Poi, specie in Puglia, è arrivata la pioggia di richieste di permessi di ricerca dell’oro nero una spanna più avanti delle 12 miglia. Colossi americani, soprattutto. “La realtà che supera l’immaginazione”, sorride il professore. È una battaglia, quella, ancora in corso nell’ambito delle procedure di valutazione di impatto ambientale pendenti. Nel frattempo, restano i rischi legati alle piattaforme già attive al di qua e al di là di quel limite di 12 miglia lungo tutto il mar Adriatico. Lo dice CoCoNet, il progetto coordinato dallo stesso Boero e finanziato con 11 milioni di euro dall’Ue per la realizzazione di reti di aree marine protette nel Mediterraneo e nel Mar Nero, oltre che per lo studio di fattibilità di installazione lì di piattaforme eoliche offshore come fonte di energia pulita. Nell’ambito di CoCoNet, la ricerca pilota sulle perdite di idrocarburi, sconosciuta ai più, si è concentrata sull’Adriatico meridionale, che è lo snodo fondamentale, il luogo in cui si ha il fenomeno di sprofondamento delle acque dense nord adriatiche nella pancia dello Ionio. È quello, insomma, il punto di transito del movimento d’acqua che dà vita agli abissi del Mediterraneo. Cosa accadrebbe in caso di incidenti in fase estrattiva o in fase di trasporto? La risposta è nel gioco di correnti marine.

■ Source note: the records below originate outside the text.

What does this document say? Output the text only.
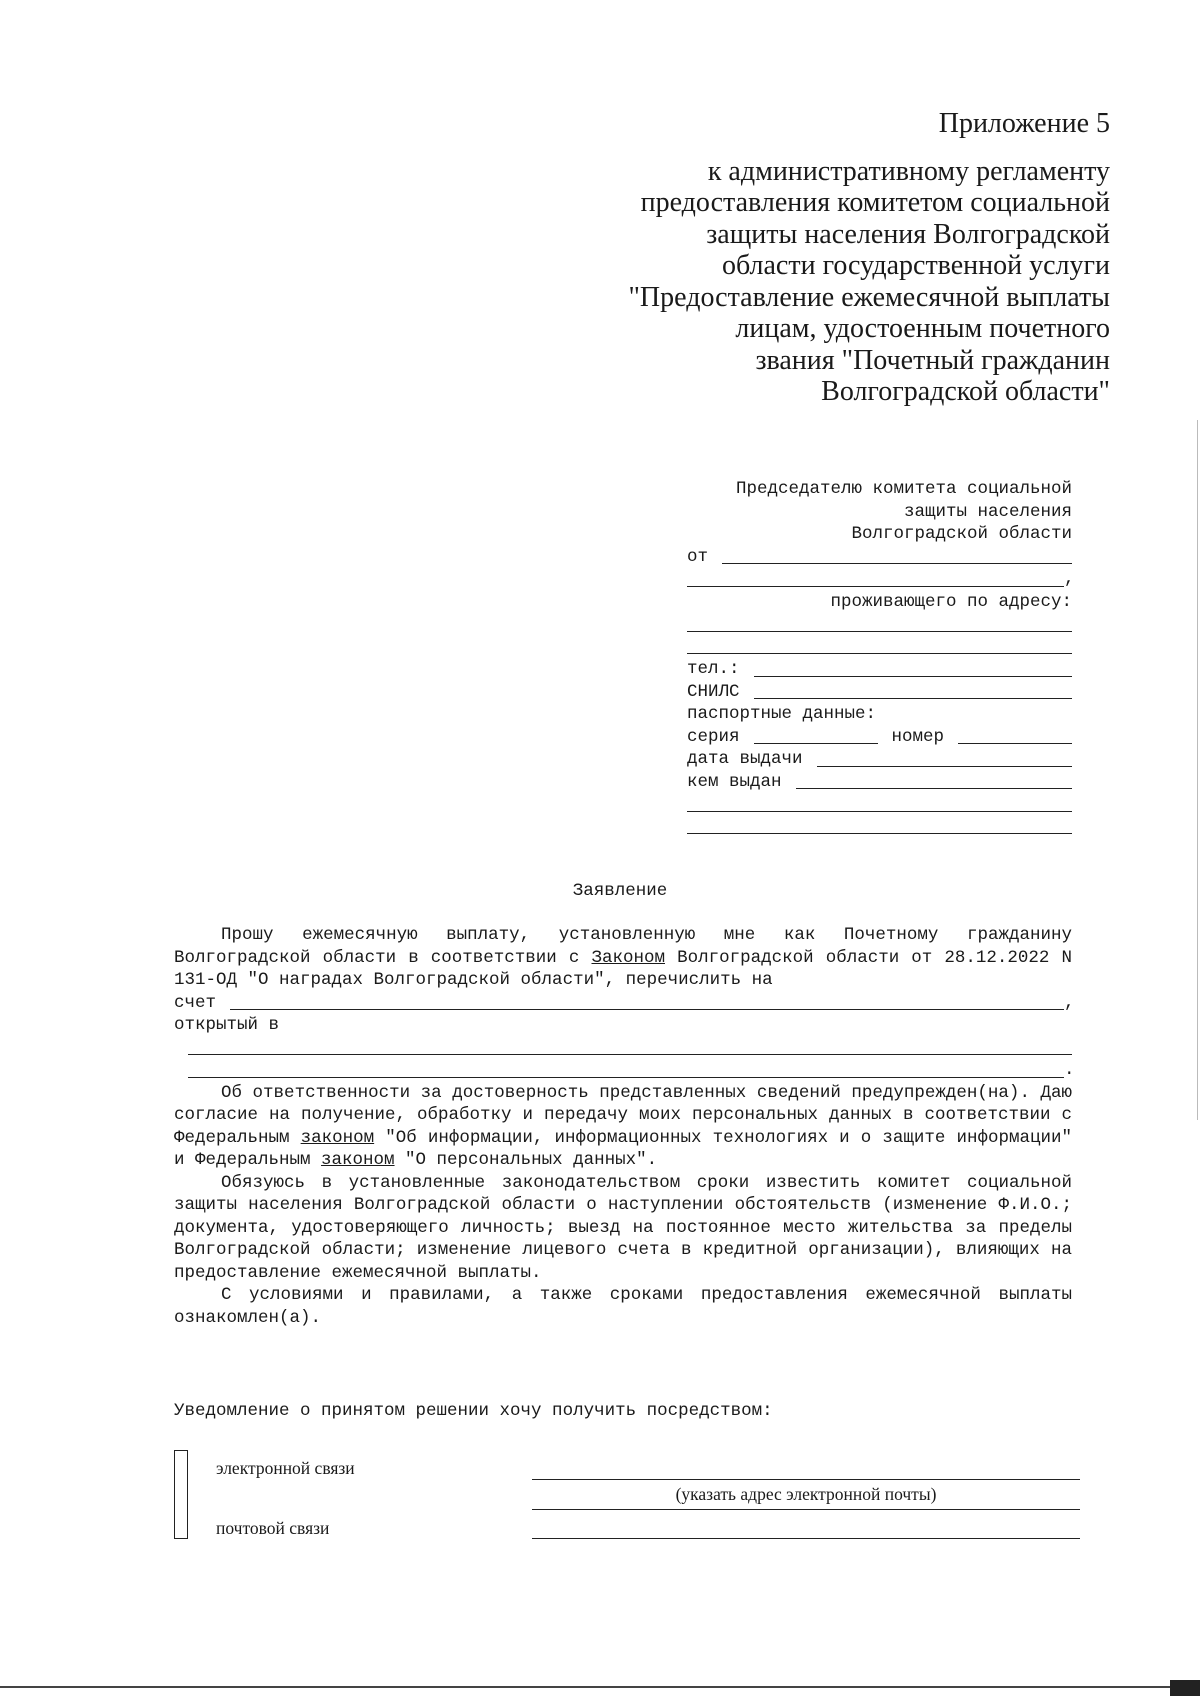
Приложение 5
к административному регламенту
предоставления комитетом социальной
защиты населения Волгоградской
области государственной услуги
"Предоставление ежемесячной выплаты
лицам, удостоенным почетного
звания "Почетный гражданин
Волгоградской области"
Председателю комитета социальной
защиты населения
Волгоградской области
от
,
проживающего по адресу:
тел.:
СНИЛС
паспортные данные:
серия	номер
дата выдачи
кем выдан
Заявление

Прошу ежемесячную выплату, установленную мне как Почетному гражданину Волгоградской области в соответствии с Законом Волгоградской области от 28.12.2022 N 131-ОД "О наградах Волгоградской области", перечислить на

счет	,
открытый в
.

Об ответственности за достоверность представленных сведений предупрежден(на). Даю согласие на получение, обработку и передачу моих персональных данных в соответствии с Федеральным законом "Об информации, информационных технологиях и о защите информации" и Федеральным законом "О персональных данных".

Обязуюсь в установленные законодательством сроки известить комитет социальной защиты населения Волгоградской области о наступлении обстоятельств (изменение Ф.И.О.; документа, удостоверяющего личность; выезд на постоянное место жительства за пределы Волгоградской области; изменение лицевого счета в кредитной организации), влияющих на предоставление ежемесячной выплаты.

С условиями и правилами, а также сроками предоставления ежемесячной выплаты ознакомлен(а).

Уведомление о принятом решении хочу получить посредством:
электронной связи
почтовой связи
(указать адрес электронной почты)
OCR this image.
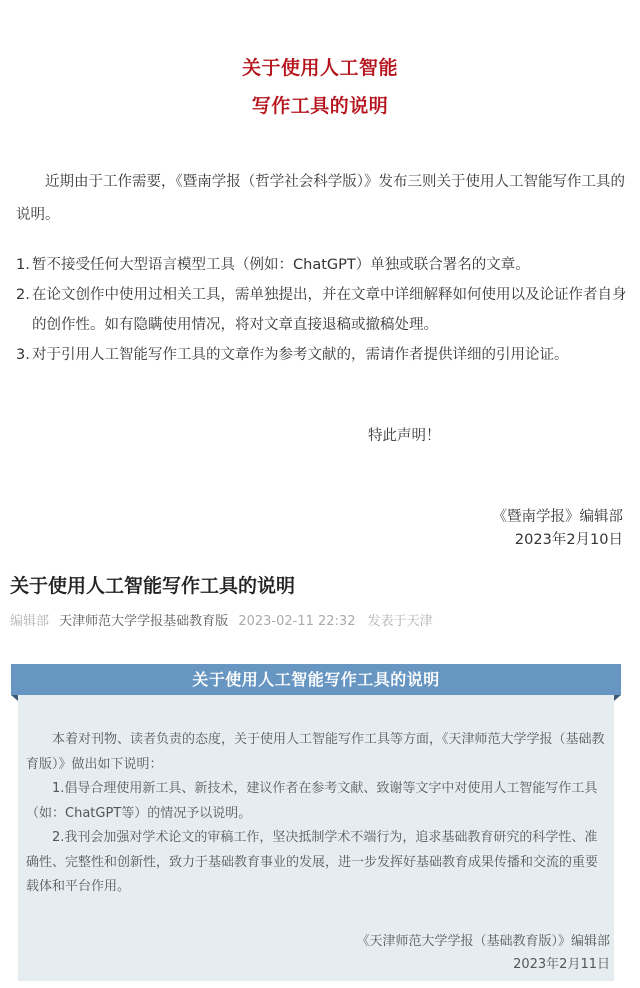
关于使用人工智能
写作工具的说明

近期由于工作需要，《暨南学报（哲学社会科学版）》发布三则关于使用人工智能写作工具的说明。

1. 暂不接受任何大型语言模型工具（例如：ChatGPT）单独或联合署名的文章。
2. 在论文创作中使用过相关工具，需单独提出，并在文章中详细解释如何使用以及论证作者自身的创作性。如有隐瞒使用情况，将对文章直接退稿或撤稿处理。
3. 对于引用人工智能写作工具的文章作为参考文献的，需请作者提供详细的引用论证。
特此声明！
《暨南学报》编辑部
2023年2月10日
关于使用人工智能写作工具的说明
编辑部 天津师范大学学报基础教育版 2023-02-11 22:32 发表于天津
关于使用人工智能写作工具的说明

本着对刊物、读者负责的态度，关于使用人工智能写作工具等方面，《天津师范大学学报（基础教育版）》做出如下说明：

1.倡导合理使用新工具、新技术，建议作者在参考文献、致谢等文字中对使用人工智能写作工具（如：ChatGPT等）的情况予以说明。

2.我刊会加强对学术论文的审稿工作，坚决抵制学术不端行为，追求基础教育研究的科学性、准确性、完整性和创新性，致力于基础教育事业的发展，进一步发挥好基础教育成果传播和交流的重要载体和平台作用。

《天津师范大学学报（基础教育版）》编辑部
2023年2月11日
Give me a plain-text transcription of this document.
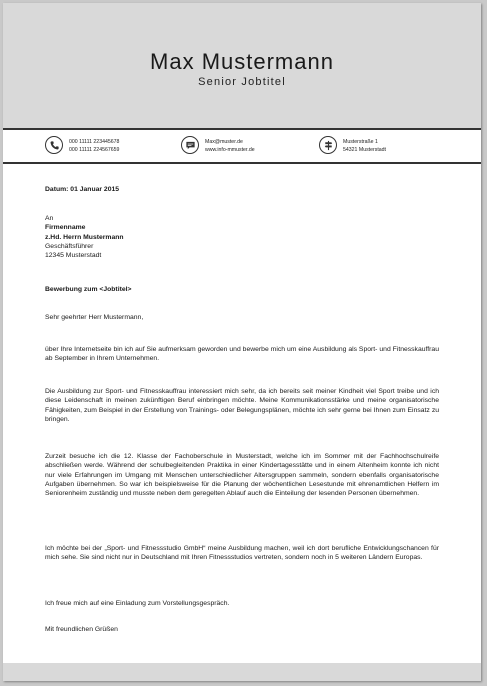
Max Mustermann
Senior Jobtitel
000 11111 223445678
000 11111 224567659
Max@muster.de
www.info-mmuster.de
Musterstraße 1
54321 Musterstadt
Datum: 01 Januar 2015
An
Firmenname
z.Hd. Herrn Mustermann
Geschäftsführer
12345 Musterstadt
Bewerbung zum <Jobtitel>
Sehr geehrter Herr Mustermann,

über Ihre Internetseite bin ich auf Sie aufmerksam geworden und bewerbe mich um eine Ausbildung als Sport- und Fitnesskauffrau ab September in Ihrem Unternehmen.

Die Ausbildung zur Sport- und Fitnesskauffrau interessiert mich sehr, da ich bereits seit meiner Kindheit viel Sport treibe und ich diese Leidenschaft in meinen zukünftigen Beruf einbringen möchte. Meine Kommunikationsstärke und meine organisatorische Fähigkeiten, zum Beispiel in der Erstellung von Trainings- oder Belegungsplänen, möchte ich sehr gerne bei Ihnen zum Einsatz zu bringen.

Zurzeit besuche ich die 12. Klasse der Fachoberschule in Musterstadt, welche ich im Sommer mit der Fachhochschulreife abschließen werde. Während der schulbegleitenden Praktika in einer Kindertagesstätte und in einem Altenheim konnte ich nicht nur viele Erfahrungen im Umgang mit Menschen unterschiedlicher Altersgruppen sammeln, sondern ebenfalls organisatorische Aufgaben übernehmen. So war ich beispielsweise für die Planung der wöchentlichen Lesestunde mit ehrenamtlichen Helfern im Seniorenheim zuständig und musste neben dem geregelten Ablauf auch die Einteilung der lesenden Personen übernehmen.

Ich möchte bei der „Sport- und Fitnessstudio GmbH“ meine Ausbildung machen, weil ich dort berufliche Entwicklungschancen für mich sehe. Sie sind nicht nur in Deutschland mit Ihren Fitnessstudios vertreten, sondern noch in 5 weiteren Ländern Europas.

Ich freue mich auf eine Einladung zum Vorstellungsgespräch.

Mit freundlichen Grüßen
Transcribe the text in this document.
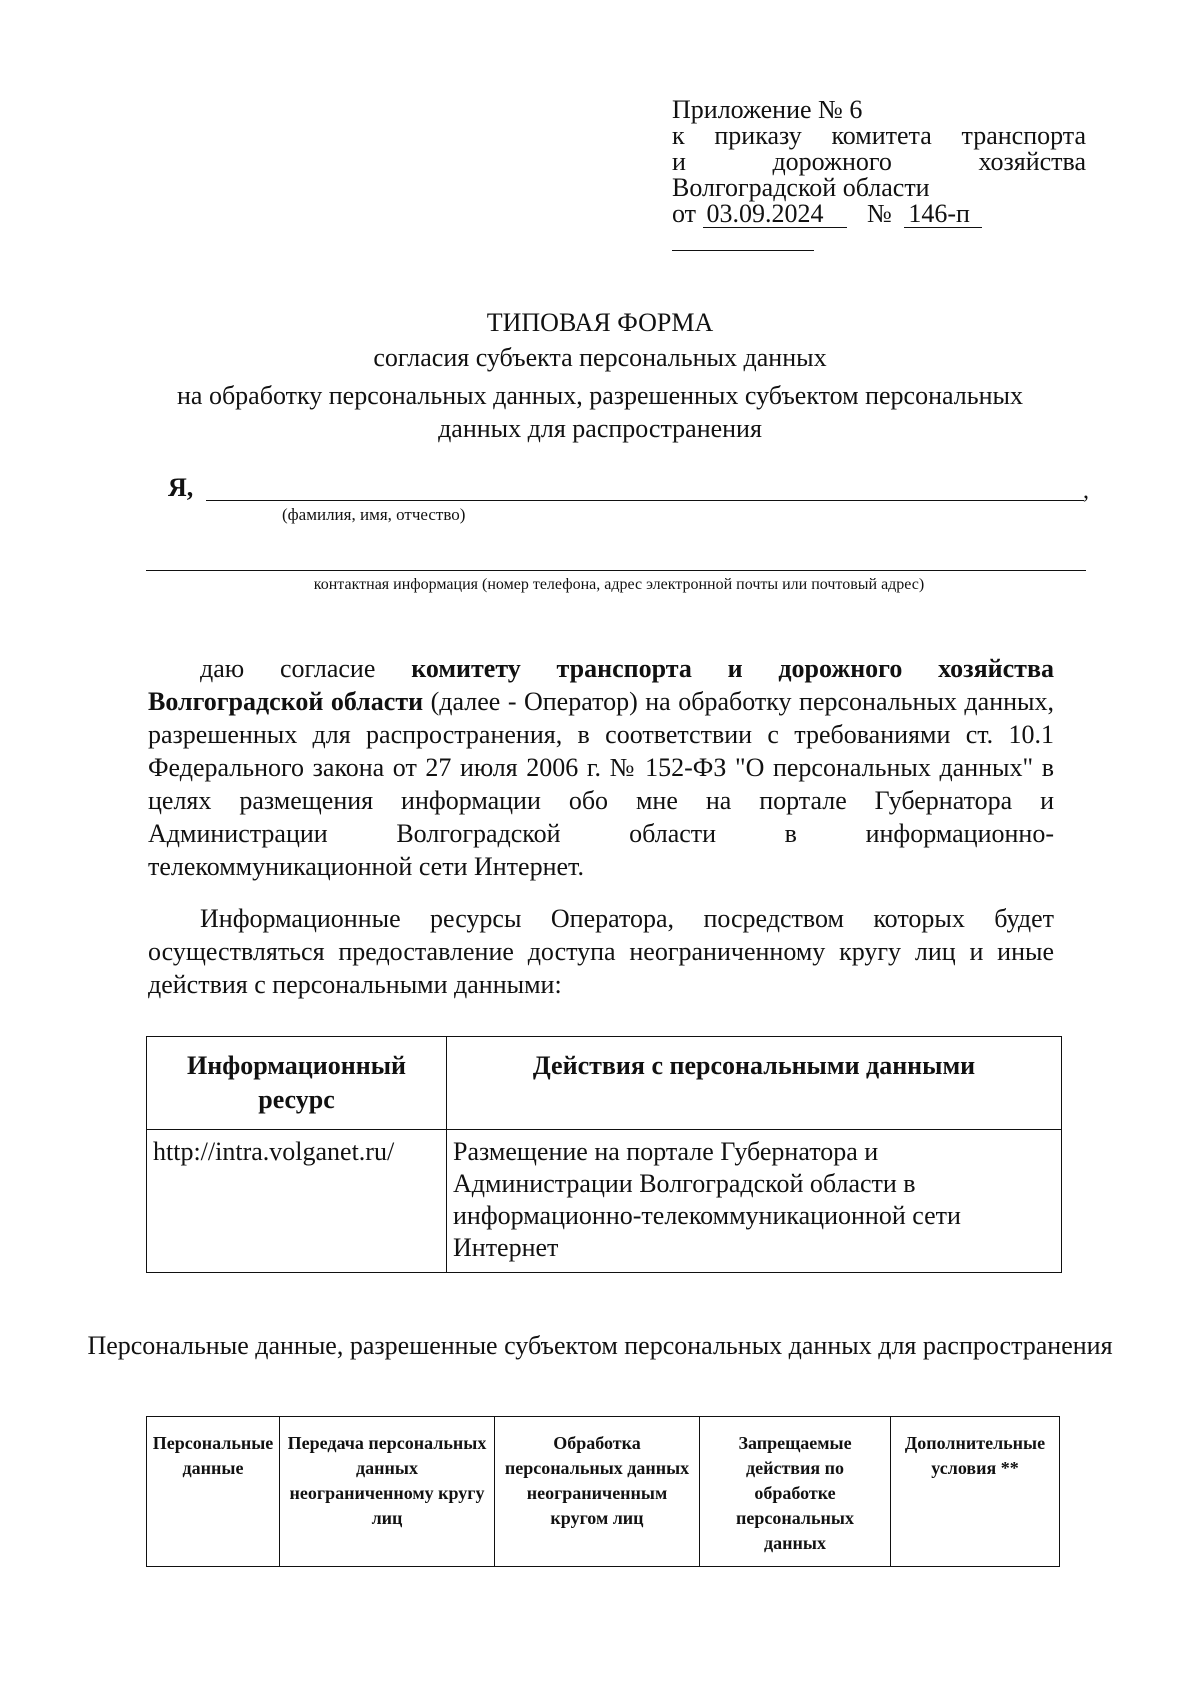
Приложение № 6
к приказу комитета транспорта
и дорожного хозяйства
Волгоградской области
от 03.09.2024 № 146-п
ТИПОВАЯ ФОРМА
согласия субъекта персональных данных
на обработку персональных данных, разрешенных субъектом персональных
данных для распространения
Я,	,
(фамилия, имя, отчество)
контактная информация (номер телефона, адрес электронной почты или почтовый адрес)
даю согласие комитету транспорта и дорожного хозяйства Волгоградской области (далее - Оператор) на обработку персональных данных, разрешенных для распространения, в соответствии с требованиями ст. 10.1 Федерального закона от 27 июля 2006 г. № 152-ФЗ "О персональных данных" в целях размещения информации обо мне на портале Губернатора и Администрации Волгоградской области в информационно-телекоммуникационной сети Интернет.
Информационные ресурсы Оператора, посредством которых будет осуществляться предоставление доступа неограниченному кругу лиц и иные действия с персональными данными:
Информационный ресурс	Действия с персональными данными
http://intra.volganet.ru/	Размещение на портале Губернатора и Администрации Волгоградской области в информационно-телекоммуникационной сети Интернет
Персональные данные, разрешенные субъектом персональных данных для распространения
Персональные данные	Передача персональных данных неограниченному кругу лиц	Обработка персональных данных неограниченным кругом лиц	Запрещаемые действия по обработке персональных данных	Дополнительные условия **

Ciò si evita grazie al rinnovamento delle acque profonde. Avviene tramite i “motori freddi”. Nel Golfo del Leone, per il Mediterraneo occidentale, e nel nord Adriatico, per quello orientale, i venti freddi causano aumenti di salinità e diminuzioni di temperatura. Questo porta alla formazione di acque dense superficiali, che tendono a scorrere verso i fondali più profondi, portandovi ossigeno e spingendo verso l’alto le acque che ne sono carenti, perché possano riossigenarsi. Dall’Adriatico settentrionale, quelle acque seguono due autostrade marine, una prossima alle coste albanesi e l’altra a quelle italiane, attraverso il Canyon di Bari e il Canale d’Otranto. Da lì, si inabissano nello Ionio, raggiungendo le massime profondità, che toccano il picco dei 5mila metri nella fossa del Peloponneso.
È grazie a questo flusso che, ad esempio, possono prosperare i coralli bianchi ionici e quelli ritrovati di recente nel basso Adriatico. Lo stesso copione si ripete, ma con importanza ritenuta minore, a partire dal nord Egeo. “È chiaro dunque – spiega Boero – che se nell’Adriatico dovesse verificarsi un incidente, il petrolio andrebbe a inserirsi nella corrente che alimenta la parte più profonda del Mediterraneo, che invece di ricevere ossigeno riceverebbe idrocarburi. L’eventualità che questo accada non può essere esclusa. Calcolare l’entità monetaria dei danni causati da una simile eventualità è sterile: non ci sono soldi che possano ripagare gli ambienti che sarebbero gravemente danneggiati”.